Again, please see the figure below.

In 2/3rds of the universes, you have picked the empty door (indicated by green). In the remaining 1/3rd you picked the door with the prize.

In the universes where you picked the door with the prize, Monty will always open an empty door (the door he picks is indicated in blue). So far, so good. This is Universe 1 in the picture.

But, in the universes where you picked an empty door, among the doors that remain there is one empty door and one door with the prize. These are Universes 2&3 in the picture.

Now, because Monty does not know which door contains the prize, in half of the universes he will open the door with the prize. This is Universe 3 in the picture. And in the other half he will open the empty door, which is Universe 2.

But we know that we are not in Universe 3 because we see that Monty opens an empty door.

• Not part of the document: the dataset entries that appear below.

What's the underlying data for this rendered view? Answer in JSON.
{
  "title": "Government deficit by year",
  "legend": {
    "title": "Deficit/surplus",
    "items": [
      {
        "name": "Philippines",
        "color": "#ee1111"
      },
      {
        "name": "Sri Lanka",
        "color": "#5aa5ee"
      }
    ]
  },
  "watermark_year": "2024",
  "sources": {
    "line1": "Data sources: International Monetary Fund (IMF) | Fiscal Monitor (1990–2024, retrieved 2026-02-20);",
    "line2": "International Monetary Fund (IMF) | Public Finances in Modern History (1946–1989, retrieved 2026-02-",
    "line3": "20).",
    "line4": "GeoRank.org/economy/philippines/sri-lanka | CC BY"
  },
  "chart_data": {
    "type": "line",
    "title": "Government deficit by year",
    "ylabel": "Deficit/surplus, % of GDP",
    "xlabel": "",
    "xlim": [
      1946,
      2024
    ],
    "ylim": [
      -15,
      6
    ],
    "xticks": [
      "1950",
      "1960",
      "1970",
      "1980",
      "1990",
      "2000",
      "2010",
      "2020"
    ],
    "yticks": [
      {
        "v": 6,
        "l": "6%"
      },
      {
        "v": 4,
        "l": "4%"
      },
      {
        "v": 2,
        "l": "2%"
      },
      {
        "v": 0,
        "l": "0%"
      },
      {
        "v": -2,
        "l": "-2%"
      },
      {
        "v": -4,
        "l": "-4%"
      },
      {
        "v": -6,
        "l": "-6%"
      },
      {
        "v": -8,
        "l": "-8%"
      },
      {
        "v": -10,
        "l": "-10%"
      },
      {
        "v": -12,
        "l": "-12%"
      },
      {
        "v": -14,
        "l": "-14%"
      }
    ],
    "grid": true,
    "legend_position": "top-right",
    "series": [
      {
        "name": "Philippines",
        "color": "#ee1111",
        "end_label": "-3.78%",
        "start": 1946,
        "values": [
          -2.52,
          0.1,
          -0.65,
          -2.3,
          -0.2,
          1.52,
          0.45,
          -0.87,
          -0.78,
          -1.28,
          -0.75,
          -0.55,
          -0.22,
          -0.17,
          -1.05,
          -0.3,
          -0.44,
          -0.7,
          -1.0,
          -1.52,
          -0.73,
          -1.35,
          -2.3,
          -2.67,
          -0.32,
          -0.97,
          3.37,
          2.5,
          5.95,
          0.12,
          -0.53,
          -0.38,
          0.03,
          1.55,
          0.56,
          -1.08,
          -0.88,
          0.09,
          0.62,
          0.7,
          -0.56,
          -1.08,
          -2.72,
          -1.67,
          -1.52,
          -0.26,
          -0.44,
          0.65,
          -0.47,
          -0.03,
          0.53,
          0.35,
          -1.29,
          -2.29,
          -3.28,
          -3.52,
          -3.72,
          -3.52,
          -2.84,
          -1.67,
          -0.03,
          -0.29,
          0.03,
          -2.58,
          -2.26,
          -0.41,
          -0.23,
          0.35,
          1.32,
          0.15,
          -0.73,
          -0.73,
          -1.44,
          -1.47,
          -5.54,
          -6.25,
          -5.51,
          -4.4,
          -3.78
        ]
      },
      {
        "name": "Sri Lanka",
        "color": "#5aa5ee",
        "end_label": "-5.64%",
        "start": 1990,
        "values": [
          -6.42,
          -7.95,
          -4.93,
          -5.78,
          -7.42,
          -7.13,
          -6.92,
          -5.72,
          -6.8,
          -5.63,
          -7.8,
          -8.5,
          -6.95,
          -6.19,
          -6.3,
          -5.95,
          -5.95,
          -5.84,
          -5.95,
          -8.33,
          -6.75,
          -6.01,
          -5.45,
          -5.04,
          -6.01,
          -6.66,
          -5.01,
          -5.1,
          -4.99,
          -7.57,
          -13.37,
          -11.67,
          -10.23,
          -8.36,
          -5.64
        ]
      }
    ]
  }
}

Thus, we must be either in Universe 1 or 2. It is clear that the if we are in Universe 2, we should switch and if we are in Universe 1, we should stick to our choice.

In this case Monty does not know where the prize is. Again, green indicates the door you picked. Blue indicates the door picked by Monty. P indicates the door with the prize. Notice that in Universe 3, Monty opens the door with the prize, therefore we can’t be in Universe 3.

But the number of sub-universes in both Universe 1 & 2 are the same!

Thus, we are equally likely to win the prize irrespective of whether we stick with our original or switch! Therefore in this case, the probability of winning is 1/2 either way.

The Monty Hall problem beautifully illustrates how the processes behind the evidence that we see is crucial in deciding how we go forward.

Acknowledgements: Kenny Easwaran pointed out the difference between the two cases when answering a question I asked at a physics department colloquium. I think that’s when the Monty Hall really clicked for me. Also, reading Eliezer Yudkowsky  really clarified some notions of probability relevant to this problem for me.